萩原朔太郎賞受賞の杉本さん 朔美館長とのエピソード語る

「30年前の出会いが、大きな励みとなりました。感無量です」
前橋で贈呈式

前橋文学館の萩原朔美館長(右)から朔太郎のブロンズ像を贈られる杉本さん

優れた現代詩を表彰する萩原朔太郎賞(前橋市、萩原朔太郎賞の会主催)の贈呈式が先月28日、前橋文学館で開かれ、受賞者の杉本真維子さん(50=埼玉県ふじみ野市)へ、萩原朔美館長(76)から朔太郎のブロンズ像が贈られた。

同賞は前橋出身の詩人・萩原朔太郎の功績を顕彰しようと、市制施行100周年の93年に設けられたもので、第1回の谷川俊太郎さん以来、これまで30人が受賞している。31回目の今年は杉本さんの詩集「皆神山」が選ばれた。杉本さんは「大変光栄。心より感謝いたします」と喜びを語ると共に、同文学館の萩原朔美館長との出会いが一つの転機となったことを明かした。「30年程前、会社員をしながら通った専門学校で、講師だった萩原館長に詩を褒められたのです。初めてのことだったので本当に嬉しくて、大きな励みなりました。感無量です」と当時を振り返った。

長野市出身の杉本さんは学習院大文学部哲学科を卒業後、2008年に詩集「袖口の動物」で第58回H氏賞、15年に詩集「裾花」で第45回高見順賞に輝くなど、高い評価を得ている。

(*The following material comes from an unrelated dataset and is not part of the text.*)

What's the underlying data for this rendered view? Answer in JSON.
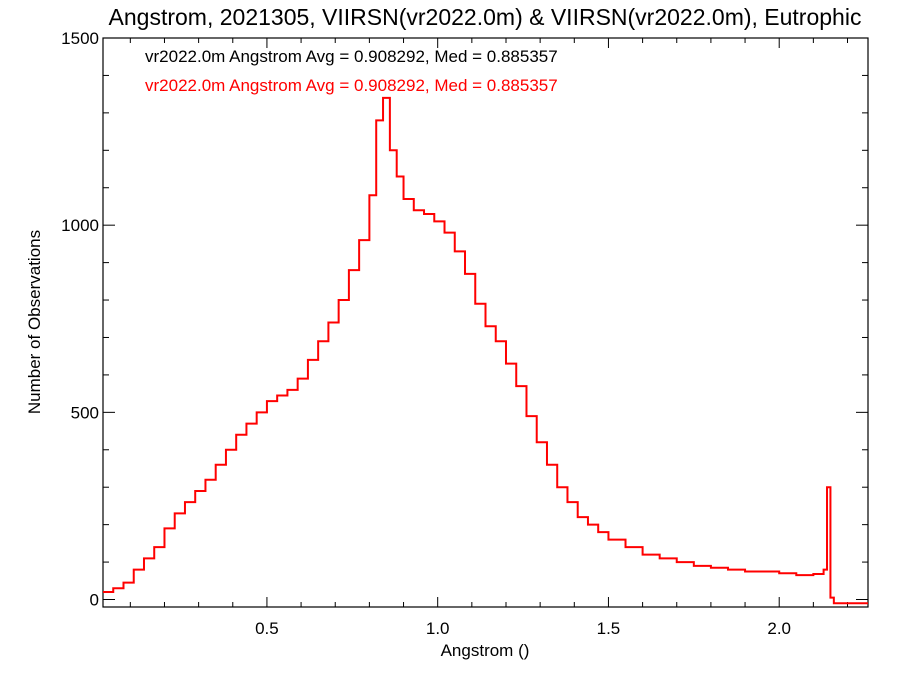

受賞作「皆神山」には、「しじみ」など24編が112頁に収録。選考委員の一人で、詩人の日和聡子さんは「通底するテーマは普遍的な生と死。実感をもとに、静かに淡々と書かれているが容赦ない言葉のありようを突き付けてくる。一語一語が濃く、力のある詩集」と評した。贈呈式後は「運命のひと萩原朔太郎」と題し、杉本さんが講演。今後について「物の心に関心があり、命を持たないものの命、心を書きたい」と抱負を語った。